Nel 2021 un noto collocatore indipendente propose quote di una società biotech non quotata operante nel settore della ricerca oncologica. Il progetto fu presentato come "ad alto impatto" e con possibilità di future acquisizioni da parte di fondi americani. Diversi piccoli risparmiatori investirono importi dai 20.000 ai 100.000 euro, confidando nella redditività futura e nella possibilità di vendita dopo cinque anni.

Oggi, nel 2025, la società è ancora operativa ma non ha realizzato alcuna exit, e le valutazioni sono esclusivamente interne. Alcuni investitori hanno tentato di rivendere le proprie quote, ma non esiste un mercato e nessun acquirente si è mostrato interessato. L’unico canale di dismissione è una lista interna di prelazione che non ha mai prodotto risultati concreti. L’investimento si è trasformato in una trappola patrimoniale, con conseguenze gravi per chi aveva pianificato il recupero del capitale per far fronte a spese familiari.

Case Study 3: Start-up fintech e speculazione

Un altro esempio emblematico è quello di una start-up fintech italiana che nel 2022 lanciò un aumento di capitale riservato a investitori retail, promettendo importanti partnership con operatori bancari. I documenti parlavano di "exit strategy" entro tre anni tramite quotazione su Euronext Growth Milan. Tuttavia, la società non ha mai raggiunto gli obiettivi di fatturato e non ha presentato alcuna domanda di IPO.

Nel frattempo, i soci di minoranza sono rimasti bloccati: nessuna piattaforma, né alcuna clausola statutaria, prevede una via d’uscita. I pochi tentativi di cessione informale sono stati respinti dall’amministrazione che ha il diritto di veto sui trasferimenti. Il risultato? Un patrimonio immobilizzato, con perdita di valore implicita e frustrazione crescente tra gli investitori.

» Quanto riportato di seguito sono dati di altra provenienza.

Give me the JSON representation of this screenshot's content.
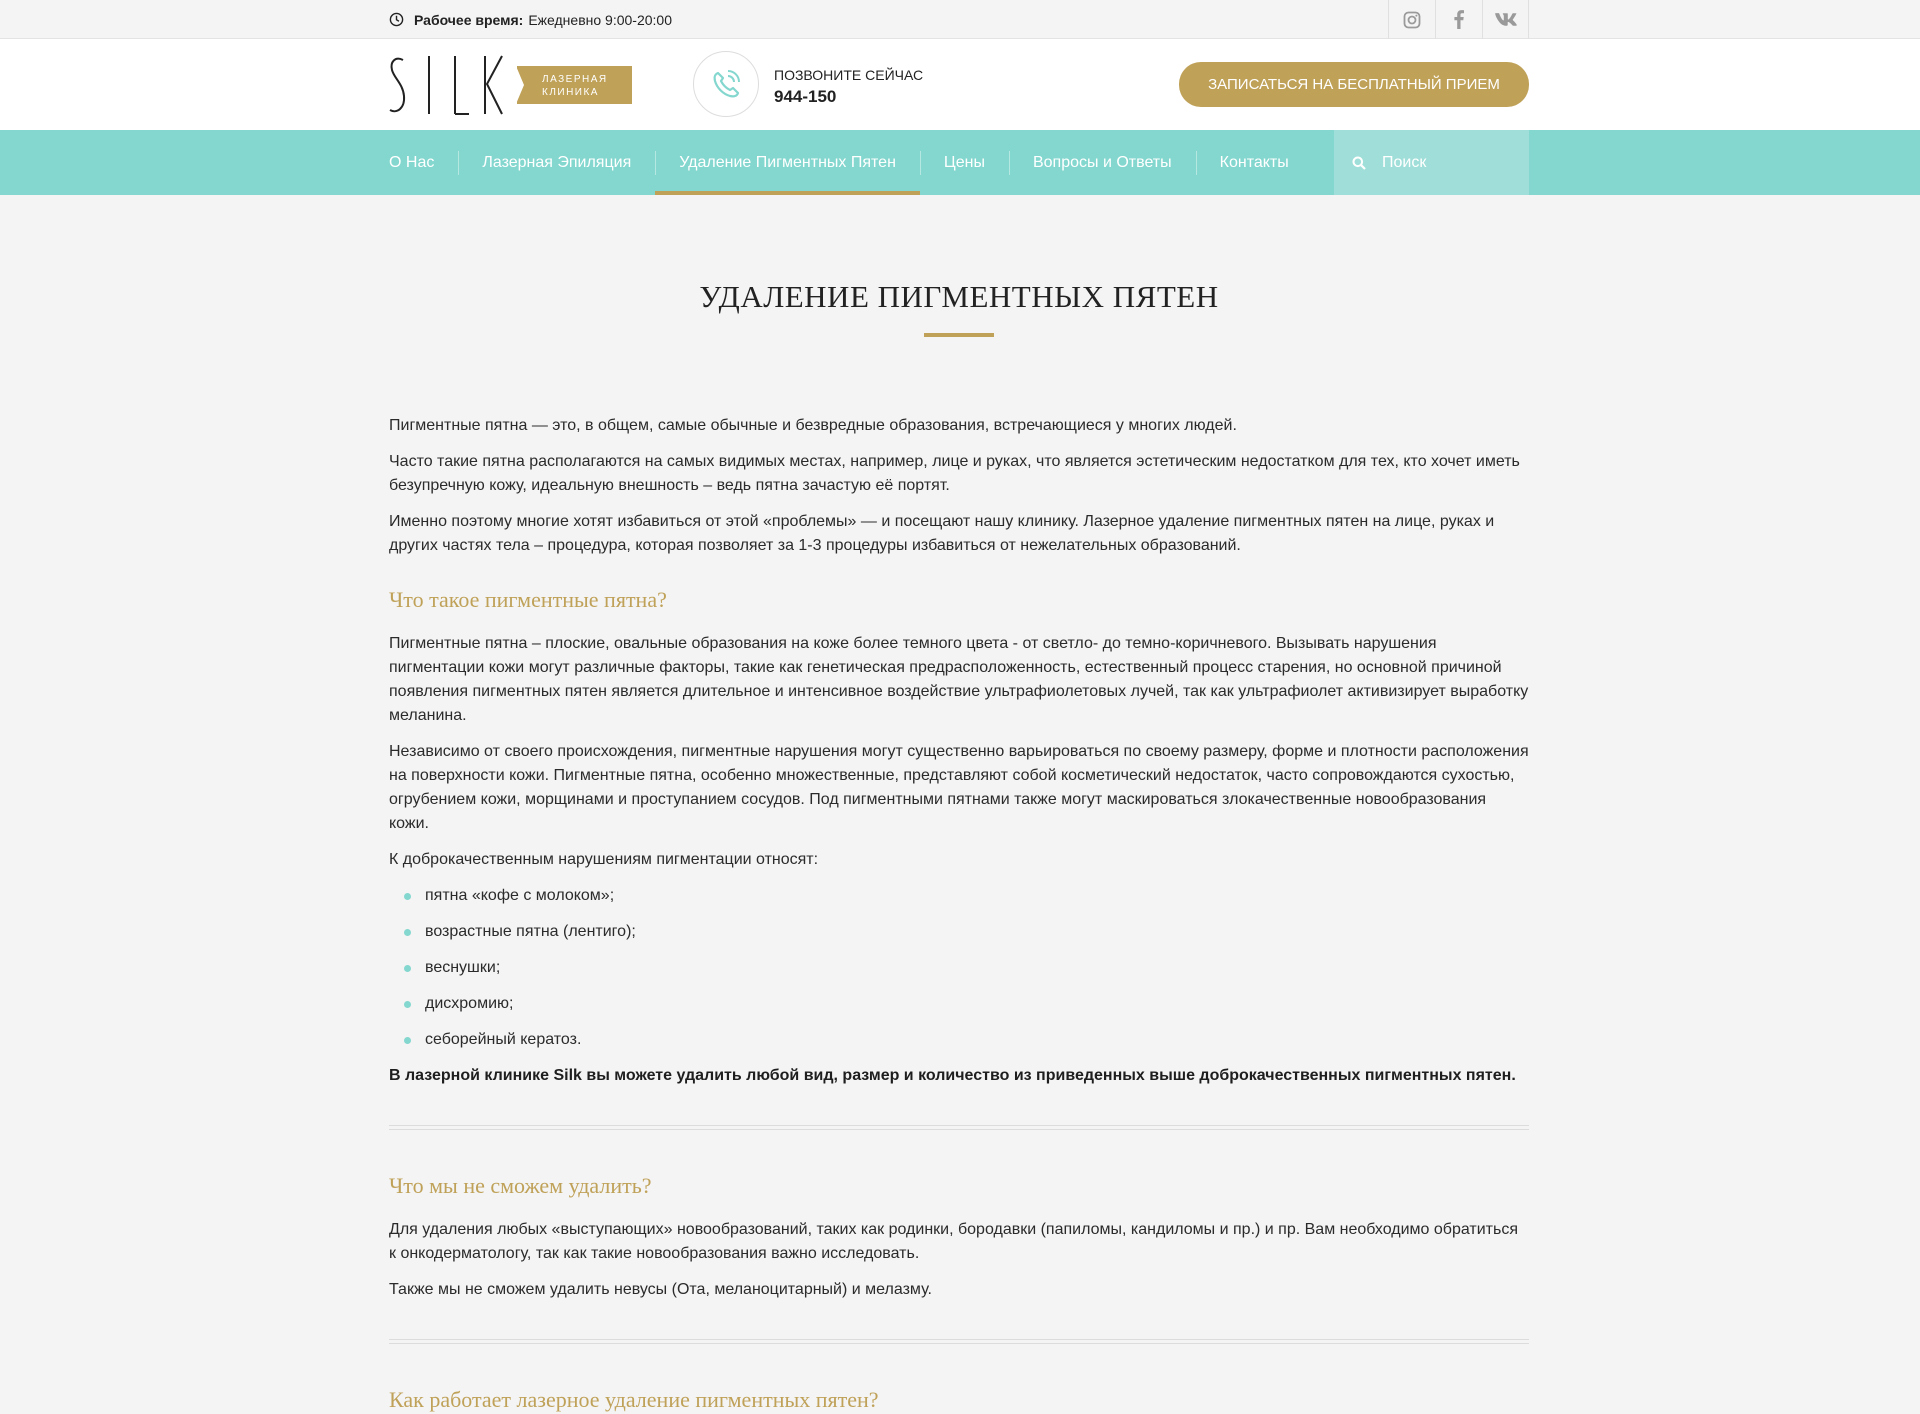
{
  "topbar": {
    "hours_label": "Рабочее время:",
    "hours_value": "Ежедневно 9:00-20:00",
    "socials": [
      "instagram-icon",
      "facebook-icon",
      "vk-icon"
    ]
  },
  "header": {
    "logo_text": "SILK",
    "logo_badge_line1": "ЛАЗЕРНАЯ",
    "logo_badge_line2": "КЛИНИКА",
    "phone_label": "ПОЗВОНИТЕ СЕЙЧАС",
    "phone_number": "944-150",
    "cta_label": "ЗАПИСАТЬСЯ НА БЕСПЛАТНЫЙ ПРИЕМ"
  },
  "nav": {
    "items": [
      "О Нас",
      "Лазерная Эпиляция",
      "Удаление Пигментных Пятен",
      "Цены",
      "Вопросы и Ответы",
      "Контакты"
    ],
    "active_index": 2,
    "search_placeholder": "Поиск"
  },
  "colors": {
    "accent_gold": "#bfa158",
    "nav_teal": "#83d7cf",
    "search_teal": "#a0dfd9"
  },
  "main": {
    "title": "УДАЛЕНИЕ ПИГМЕНТНЫХ ПЯТЕН",
    "intro": [
      "Пигментные пятна — это, в общем, самые обычные и безвредные образования, встречающиеся у многих людей.",
      "Часто такие пятна располагаются на самых видимых местах, например, лице и руках, что является эстетическим недостатком для тех, кто хочет иметь безупречную кожу, идеальную внешность – ведь пятна зачастую её портят.",
      "Именно поэтому многие хотят избавиться от этой «проблемы» — и посещают нашу клинику. Лазерное удаление пигментных пятен на лице, руках и других частях тела – процедура, которая позволяет за 1-3 процедуры избавиться от нежелательных образований."
    ],
    "section1": {
      "heading": "Что такое пигментные пятна?",
      "paragraphs": [
        "Пигментные пятна – плоские, овальные образования на коже более темного цвета - от светло- до темно-коричневого. Вызывать нарушения пигментации кожи могут различные факторы, такие как генетическая предрасположенность, естественный процесс старения, но основной причиной появления пигментных пятен является длительное и интенсивное воздействие ультрафиолетовых лучей, так как ультрафиолет активизирует выработку меланина.",
        "Независимо от своего происхождения, пигментные нарушения могут существенно варьироваться по своему размеру, форме и плотности расположения на поверхности кожи. Пигментные пятна, особенно множественные, представляют собой косметический недостаток, часто сопровождаются сухостью, огрубением кожи, морщинами и проступанием сосудов. Под пигментными пятнами также могут маскироваться злокачественные новообразования кожи.",
        "К доброкачественным нарушениям пигментации относят:"
      ],
      "list": [
        "пятна «кофе с молоком»;",
        "возрастные пятна (лентиго);",
        "веснушки;",
        "дисхромию;",
        "себорейный кератоз."
      ],
      "bold_note": "В лазерной клинике Silk вы можете удалить любой вид, размер и количество из приведенных выше доброкачественных пигментных пятен."
    },
    "section2": {
      "heading": "Что мы не сможем удалить?",
      "paragraphs": [
        "Для удаления любых «выступающих» новообразований, таких как родинки, бородавки (папиломы, кандиломы и пр.) и пр. Вам необходимо обратиться к онкодерматологу, так как такие новообразования важно исследовать.",
        "Также мы не сможем удалить невусы (Ота, меланоцитарный) и мелазму."
      ]
    },
    "section3": {
      "heading": "Как работает лазерное удаление пигментных пятен?"
    }
  }
}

La responsabilità dell’emittente e del collocatore

In entrambi i casi, emerge un punto critico: la mancata evidenziazione dell’illiquidità come rischio centrale. Le informative fornite erano spesso enfatiche, puntando sulle potenzialità di crescita e tralasciando i limiti strutturali del prodotto. Alcuni clienti hanno scoperto solo in seguito che non sarebbe stato possibile uscire dall’investimento, e oggi valutano azioni legali per violazione dei doveri informativi e inadeguatezza dell’investimento.

Secondo MIFID II, l’intermediario ha l’obbligo non solo di descrivere i prodotti, ma di valutare l’adeguatezza e l’appropriatezza degli stessi in base a obiettivi di investimento, situazione finanziaria ed esperienza del cliente. In altre parole, l’illiquidità non è un’informazione accessoria, ma un elemento dirimente, che può rendere l’investimento non coerente con il profilo dell’investitore medio.

 

Conclusioni

Le azioni di società non quotate non sono, di per sé, strumenti da evitare: possono costituire un tassello interessante per investitori sofisticati, disposti a sopportare la lunga immobilizzazione del capitale e a gestire direttamente la relazione con l’emittente. Tuttavia, la loro illiquidità intrinseca le rende assolutamente inadatte per chi ha bisogno di flessibilità o tutela del capitale nel breve periodo.

Occorre un cambio di paradigma culturale e normativo: la vendita di questi strumenti deve essere trattata con la stessa attenzione di un’operazione ad altissimo rischio, con documentazione trasparente, intervista MIFID autentica e verifiche di adeguatezza rigorose. Solo così sarà possibile tutelare i risparmiatori, evitare liti giudiziarie e costruire una cultura finanziaria fondata sulla verità, non sull’illusione.